Well, her hair was dry and I checked the shower and it was completely dry too. I knew she was into some hanky-panky and I began to look for her lover.
I went onto the balcony of our 9th-floor apartment and found the guy clinging to the rail by his fingertips.
I was so angry that I began bashing his fingers with a flower pot. He let go and fell, but his fall was broken by some awnings and bushes.
On seeing he was still alive I found super human strength to drag our antique cedar chest to the balcony and throw it over. It hit the man and killed him.
At this point the stress got to me and I suffered a massive heart attack and died.
Saint Peter thanked him for his story and sent him on to the waiting room.

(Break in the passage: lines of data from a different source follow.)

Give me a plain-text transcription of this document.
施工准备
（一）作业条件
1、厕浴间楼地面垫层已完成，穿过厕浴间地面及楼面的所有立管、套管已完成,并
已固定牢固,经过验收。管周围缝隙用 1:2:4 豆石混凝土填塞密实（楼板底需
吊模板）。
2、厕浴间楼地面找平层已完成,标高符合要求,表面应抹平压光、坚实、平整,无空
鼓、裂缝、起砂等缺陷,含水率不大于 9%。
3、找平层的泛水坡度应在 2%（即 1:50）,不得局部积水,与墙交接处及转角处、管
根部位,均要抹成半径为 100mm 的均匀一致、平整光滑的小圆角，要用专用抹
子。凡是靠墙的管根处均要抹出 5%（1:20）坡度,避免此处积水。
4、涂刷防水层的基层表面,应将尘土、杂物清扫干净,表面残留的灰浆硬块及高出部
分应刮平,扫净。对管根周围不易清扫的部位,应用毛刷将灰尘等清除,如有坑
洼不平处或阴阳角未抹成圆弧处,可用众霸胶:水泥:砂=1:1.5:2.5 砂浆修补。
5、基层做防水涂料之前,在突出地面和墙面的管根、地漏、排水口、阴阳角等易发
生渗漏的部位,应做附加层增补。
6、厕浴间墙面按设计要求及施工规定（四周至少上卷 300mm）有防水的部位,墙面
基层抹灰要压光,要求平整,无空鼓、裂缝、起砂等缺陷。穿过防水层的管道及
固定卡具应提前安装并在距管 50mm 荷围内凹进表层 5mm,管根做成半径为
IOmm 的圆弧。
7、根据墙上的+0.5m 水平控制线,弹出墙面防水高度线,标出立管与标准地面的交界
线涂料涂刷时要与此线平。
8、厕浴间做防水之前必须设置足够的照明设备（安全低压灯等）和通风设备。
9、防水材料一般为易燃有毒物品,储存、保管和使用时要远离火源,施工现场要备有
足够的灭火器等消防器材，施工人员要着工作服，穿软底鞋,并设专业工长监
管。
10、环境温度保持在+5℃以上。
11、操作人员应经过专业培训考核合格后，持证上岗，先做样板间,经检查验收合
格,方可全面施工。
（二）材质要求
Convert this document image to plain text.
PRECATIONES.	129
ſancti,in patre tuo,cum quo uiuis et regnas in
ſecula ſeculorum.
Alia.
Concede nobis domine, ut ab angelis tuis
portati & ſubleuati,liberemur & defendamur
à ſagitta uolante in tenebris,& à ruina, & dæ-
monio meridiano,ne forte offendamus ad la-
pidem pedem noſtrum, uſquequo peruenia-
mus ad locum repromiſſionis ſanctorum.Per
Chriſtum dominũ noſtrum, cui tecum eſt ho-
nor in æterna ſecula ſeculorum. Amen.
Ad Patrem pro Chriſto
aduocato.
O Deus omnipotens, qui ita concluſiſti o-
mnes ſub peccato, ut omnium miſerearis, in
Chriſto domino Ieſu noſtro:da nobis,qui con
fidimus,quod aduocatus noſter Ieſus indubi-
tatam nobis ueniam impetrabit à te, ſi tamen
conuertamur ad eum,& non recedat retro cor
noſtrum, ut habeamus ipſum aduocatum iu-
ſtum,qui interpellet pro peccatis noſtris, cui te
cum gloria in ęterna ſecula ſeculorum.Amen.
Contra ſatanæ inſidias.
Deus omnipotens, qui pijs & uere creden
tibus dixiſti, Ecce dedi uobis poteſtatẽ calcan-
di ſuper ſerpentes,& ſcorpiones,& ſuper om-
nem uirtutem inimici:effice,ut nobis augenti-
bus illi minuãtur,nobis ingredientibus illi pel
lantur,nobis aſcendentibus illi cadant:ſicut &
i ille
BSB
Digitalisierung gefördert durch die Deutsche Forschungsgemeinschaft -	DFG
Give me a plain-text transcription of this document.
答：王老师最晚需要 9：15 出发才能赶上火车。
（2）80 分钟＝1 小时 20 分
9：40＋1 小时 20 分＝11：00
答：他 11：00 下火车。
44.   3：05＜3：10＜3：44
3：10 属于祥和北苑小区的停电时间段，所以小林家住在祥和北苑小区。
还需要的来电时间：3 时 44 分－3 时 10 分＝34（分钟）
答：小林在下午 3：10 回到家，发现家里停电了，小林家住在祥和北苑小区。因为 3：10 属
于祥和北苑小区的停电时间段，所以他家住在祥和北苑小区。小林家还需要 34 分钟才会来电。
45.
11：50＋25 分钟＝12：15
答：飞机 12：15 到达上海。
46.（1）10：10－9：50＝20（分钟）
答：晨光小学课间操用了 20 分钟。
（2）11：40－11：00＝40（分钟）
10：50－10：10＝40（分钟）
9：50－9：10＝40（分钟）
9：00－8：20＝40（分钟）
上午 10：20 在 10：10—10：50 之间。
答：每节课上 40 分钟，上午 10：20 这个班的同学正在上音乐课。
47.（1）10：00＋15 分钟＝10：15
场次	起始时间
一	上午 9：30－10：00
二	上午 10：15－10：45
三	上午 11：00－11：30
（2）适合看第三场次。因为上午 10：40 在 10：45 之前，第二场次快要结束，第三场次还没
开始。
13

The second applicant said that his last day was his worst.
"I was on the roof of an apartment building working on the AC equipment and I stumbled over my tools and toppled off the building.
I managed to grab onto the balcony rail of a 9th-floor apartment but some idiot came rushing out on the balcony and bashed my hands with a flower pot.
I fell but hit some awnings and bushes and survived, but as I looked up I saw a huge chest falling toward me. I tried to crawl out of the way but failed and was hit and killed by the chest.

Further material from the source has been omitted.